Yuan Hui, Liu Mingzhu, Qiu Yushan, Ching Wai-Ki, Zou Quan
School of Mathematical Sciences, Shenzhen University, Shenzhen, China.
Institute for Advanced Study, Shenzhen University, Shenzhen, China.
PLoS Comput Biol. 2025 Aug 18;21(8):e1013375. doi: 10.1371/journal.pcbi.1013375. eCollection 2025 Aug.
The development of single-cell multi-omics sequencing technologies has enabled the simultaneous analysis of multi-omics data within the same cell. Accurate clustering of these cells is crucial for downstream analyses of complex biological functions. Despite significant advances in multi-omics integration approaches, current methodologies exhibit two major limitations. First, they inadequately incorporate prior biological knowledge from various omic layers. Second, these methods often conduct independent dimensionality reduction on individual omic datasets, thereby failing to capture the intrinsic complementary information and potentially overlooking crucial cross-platform interactions. Motivated by these, this study investigates a non-negative matrix factorization model called PLNMFG, which integrates the unified latent representation learning that retains the features between and within omics and the cluster structure learning that retains the intrinsic structure of the data into one joint framework. Specially, PLNMFG performs adaptive imputation to handle dropout events and uses prior pseudo-labels as constraints during the process of collective non-negative matrix factorization, as a result, a more robust latent representation that preserves the double similarity information is obtained. Graph Laplacian constraint is applied during clustering which further preserves structure characteristic of multi-omics data. In addition, the weight of each omic is adaptively learned based on the omic contribution. A series of experiments on 8 benchmark datasets show that our model performs well in terms of clustering accuracy and computational efficiency.

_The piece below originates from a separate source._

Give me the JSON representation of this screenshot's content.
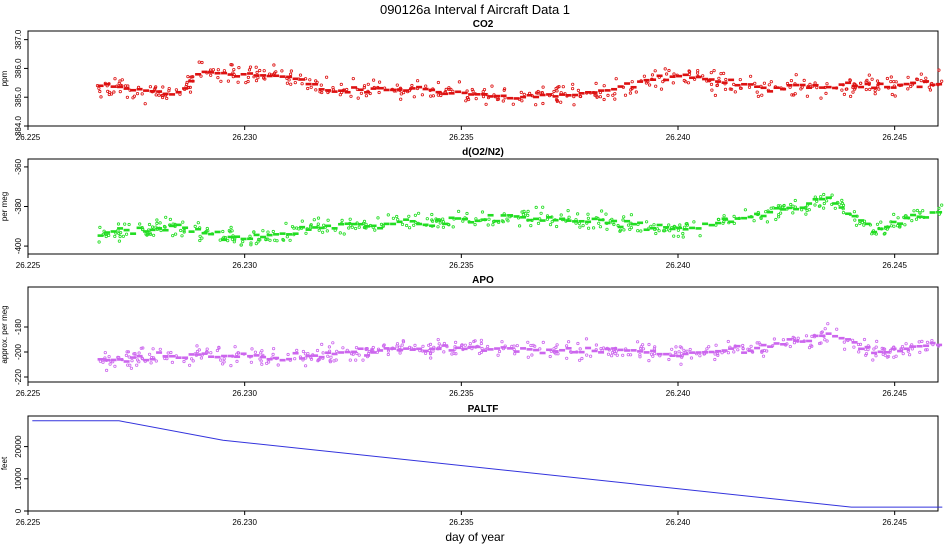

单细胞多组学测序技术的发展使得在同一细胞内同时分析多组学数据成为可能。对这些细胞进行准确聚类对于复杂生物学功能的下游分析至关重要。尽管多组学整合方法取得了显著进展,但当前方法存在两个主要局限性。首先,它们没有充分整合来自各个组学层面的先验生物学知识。其次,这些方法通常对单个组学数据集进行独立的降维,从而无法捕捉内在的互补信息,并可能忽略关键的跨平台相互作用。受此启发,本研究探讨了一种名为PLNMFG的非负矩阵分解模型,该模型将保留组学之间和组学内部特征的统一潜在表示学习与保留数据内在结构的聚类结构学习整合到一个联合框架中。具体而言,PLNMFG执行自适应插补以处理缺失事件,并在集体非负矩阵分解过程中使用先验伪标签作为约束,结果获得了一个更稳健的潜在表示,该表示保留了双重相似性信息。在聚类过程中应用图拉普拉斯约束,进一步保留了多组学数据的结构特征。此外,基于组学贡献自适应学习每个组学的权重。在8个基准数据集上进行的一系列实验表明,我们的模型在聚类准确性和计算效率方面表现良好。